Chris gave a casual shrug and another tiny grin. "What, you think you and Leo are the only ones who ever broke the rules?"

Piper smiled back at him in return, reminding Chris of the many, many times he'd been told by friends and family alike that he looked just like his mother. Before he could stop to analyze the gesture to death and berate himself for even thinking it, he put his hand lightly on Piper's shoulder as she passed ahead of him through the doorway, making her stop and look up at him.

"He'll come back, Piper."

She flashed a quick, sad smile and nodded. "I know."
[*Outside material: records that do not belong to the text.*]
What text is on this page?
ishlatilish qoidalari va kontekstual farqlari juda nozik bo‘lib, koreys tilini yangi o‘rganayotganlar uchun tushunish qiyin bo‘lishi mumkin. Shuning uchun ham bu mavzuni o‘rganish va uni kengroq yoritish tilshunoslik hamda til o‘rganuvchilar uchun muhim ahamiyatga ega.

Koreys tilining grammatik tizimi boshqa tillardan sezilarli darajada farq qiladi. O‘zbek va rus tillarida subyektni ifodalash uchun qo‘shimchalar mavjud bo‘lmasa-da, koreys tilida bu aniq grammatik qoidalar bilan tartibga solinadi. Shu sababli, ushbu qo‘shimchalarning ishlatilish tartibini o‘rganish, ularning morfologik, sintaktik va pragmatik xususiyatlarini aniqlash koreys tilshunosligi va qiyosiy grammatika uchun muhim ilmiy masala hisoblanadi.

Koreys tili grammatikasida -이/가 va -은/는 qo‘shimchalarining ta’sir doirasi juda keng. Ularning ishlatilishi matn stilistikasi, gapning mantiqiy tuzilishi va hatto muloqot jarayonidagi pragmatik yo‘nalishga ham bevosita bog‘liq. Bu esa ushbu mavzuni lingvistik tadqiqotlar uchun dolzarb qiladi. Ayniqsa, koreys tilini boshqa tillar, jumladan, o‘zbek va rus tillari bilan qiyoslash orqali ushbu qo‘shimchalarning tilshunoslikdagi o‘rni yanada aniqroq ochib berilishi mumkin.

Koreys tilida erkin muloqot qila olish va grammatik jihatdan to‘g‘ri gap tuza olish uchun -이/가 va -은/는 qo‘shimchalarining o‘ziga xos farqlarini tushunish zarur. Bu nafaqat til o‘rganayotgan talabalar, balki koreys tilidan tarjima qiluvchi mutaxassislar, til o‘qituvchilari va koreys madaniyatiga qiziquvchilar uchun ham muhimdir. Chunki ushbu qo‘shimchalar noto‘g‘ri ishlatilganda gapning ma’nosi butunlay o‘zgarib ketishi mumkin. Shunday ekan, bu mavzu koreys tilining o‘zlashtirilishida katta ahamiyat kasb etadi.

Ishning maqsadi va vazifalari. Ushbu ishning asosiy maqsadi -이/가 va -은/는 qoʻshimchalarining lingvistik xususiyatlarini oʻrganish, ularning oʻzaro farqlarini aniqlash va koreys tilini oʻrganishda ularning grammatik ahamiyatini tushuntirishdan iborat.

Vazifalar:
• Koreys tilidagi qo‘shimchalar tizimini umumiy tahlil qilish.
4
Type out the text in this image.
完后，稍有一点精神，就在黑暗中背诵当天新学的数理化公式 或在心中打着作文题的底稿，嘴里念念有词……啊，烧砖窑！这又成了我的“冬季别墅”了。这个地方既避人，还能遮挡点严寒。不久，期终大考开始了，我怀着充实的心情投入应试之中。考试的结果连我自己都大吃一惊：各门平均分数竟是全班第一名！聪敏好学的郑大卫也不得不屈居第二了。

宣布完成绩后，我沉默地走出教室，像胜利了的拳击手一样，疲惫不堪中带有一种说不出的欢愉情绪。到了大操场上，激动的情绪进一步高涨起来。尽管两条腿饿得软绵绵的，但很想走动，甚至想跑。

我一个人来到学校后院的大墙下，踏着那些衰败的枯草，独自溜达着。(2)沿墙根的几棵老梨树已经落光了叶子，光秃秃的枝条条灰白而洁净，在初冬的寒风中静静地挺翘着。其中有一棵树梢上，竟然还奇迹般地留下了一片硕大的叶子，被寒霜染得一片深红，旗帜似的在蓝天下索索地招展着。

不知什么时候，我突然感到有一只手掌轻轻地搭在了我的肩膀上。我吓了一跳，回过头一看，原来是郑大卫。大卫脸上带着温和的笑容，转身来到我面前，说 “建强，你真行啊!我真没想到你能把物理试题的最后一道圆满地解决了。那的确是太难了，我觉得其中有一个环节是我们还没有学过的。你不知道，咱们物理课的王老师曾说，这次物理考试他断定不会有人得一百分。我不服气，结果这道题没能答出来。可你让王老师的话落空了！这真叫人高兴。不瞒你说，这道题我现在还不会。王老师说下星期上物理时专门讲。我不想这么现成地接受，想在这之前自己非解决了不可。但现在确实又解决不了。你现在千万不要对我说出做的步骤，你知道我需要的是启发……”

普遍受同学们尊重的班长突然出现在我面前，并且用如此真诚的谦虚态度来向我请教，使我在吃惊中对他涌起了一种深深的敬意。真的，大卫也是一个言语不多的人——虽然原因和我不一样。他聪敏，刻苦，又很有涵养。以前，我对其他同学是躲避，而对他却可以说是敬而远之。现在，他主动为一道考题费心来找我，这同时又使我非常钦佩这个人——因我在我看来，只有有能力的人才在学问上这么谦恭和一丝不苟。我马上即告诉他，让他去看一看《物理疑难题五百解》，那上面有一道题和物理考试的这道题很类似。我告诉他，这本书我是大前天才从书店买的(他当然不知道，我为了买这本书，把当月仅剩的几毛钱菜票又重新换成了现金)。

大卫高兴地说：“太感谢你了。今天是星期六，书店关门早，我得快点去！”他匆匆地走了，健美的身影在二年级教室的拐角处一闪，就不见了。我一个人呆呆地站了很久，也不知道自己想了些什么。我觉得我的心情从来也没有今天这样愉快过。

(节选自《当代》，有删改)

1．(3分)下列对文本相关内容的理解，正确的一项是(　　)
Chris watched his mother ascend the stairs, her Grecian dress flowing elegantly behind her, and felt the pull of ties that had been severed years earlier as they knitted themselves back together. They stretched in every direction: after his mother and Wyatt, out toward the sun porch to find Phoebe, into the parlor toward Paige – and, to his irritation, toward a new Elder desperately trying to straddle two worlds just the same as Chris.

Annoyed by the connection, Chris disappeared in a mass of blue and white lights, bound Up There for another uneasy family reunion.